July 16, 2023 • Rev. Joshua Smith • Psalm 90

As I approach my fortieth birthday at the end of this summer, I’m haunted by Moses’ observation in Psalm 90, that a man is lucky to live to eighty. In the best scenario, that calculus puts me at midlife having officially missed my opportunity to get a tattoo without people assuming I’m suffering some sort of crisis. (Which I most certainly am, but I don’t want anyone to know, so please keep that between us.) It’s really not so much the tattoo. It’s that I ran out of time to outdo John Steinbeck’s writing The Grapes of Wrath before he was this age.    I’ve been asking some friends and family at the more extreme ends of the journey a few questions as I reflect on what wisdom there is for folks contemplating their mortality. “What’s the best thing about being your age?” One teen said, “freedom and no bills” and I felt the envy rise in my increasingly lactose intolerant gut. From the more seasoned, I got answers like, “Seeing my kids become adults and getting to spoil grandkids. Finally having some perspective. Financial security. Not being afraid of what people think of me.” So, those are good things to look forward to.    I also asked, “What’s the hardest thing about being your age?” My own eight-year-old said, “I’m too little to be on Wheel of Fortune.” Tragic injustice, indeed: another old soul imprisoned in the third grade.
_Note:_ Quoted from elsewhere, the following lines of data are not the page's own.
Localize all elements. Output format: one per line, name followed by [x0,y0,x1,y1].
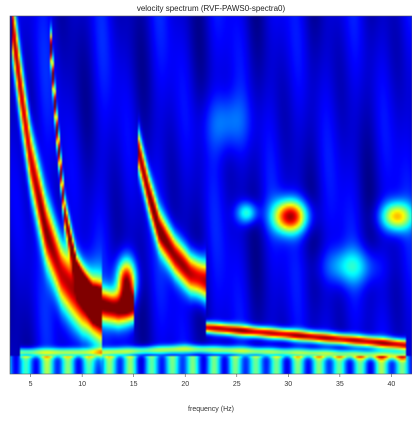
chart-title: velocity spectrum (RVF-PAWS0-spectra0) [137,4,286,13]
x-tick-label: 10 [78,381,86,388]
plot-frame [9,15,412,375]
x-tick-label: 40 [387,381,395,388]
heatmap-plot-area [9,15,412,375]
x-axis-label: frequency (Hz) [188,406,234,413]
x-tick-label: 25 [233,381,241,388]
x-axis-ticks: 5 10 15 20 25 30 35 40 [29,374,395,388]
heatmap-image [10,16,412,374]
x-tick-label: 30 [284,381,292,388]
x-tick-label: 5 [29,381,33,388]
x-tick-label: 20 [181,381,189,388]
x-tick-label: 35 [336,381,344,388]
x-tick-label: 15 [130,381,138,388]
The elder participants shared things like, “Losing my physical endurance and metabolism. The urgency of the finish line. Watching my parents die. Fighting cynicism. Being treated like I’m irrelevant.” A much harder set of answers for meditation.    So, this Sunday we’re going on a journey together, consulting Scripture and the wise counsel of others who’ve come before us on this path. We’ll consider the ways we might experience our own age gracefully, whatever the number happens to be.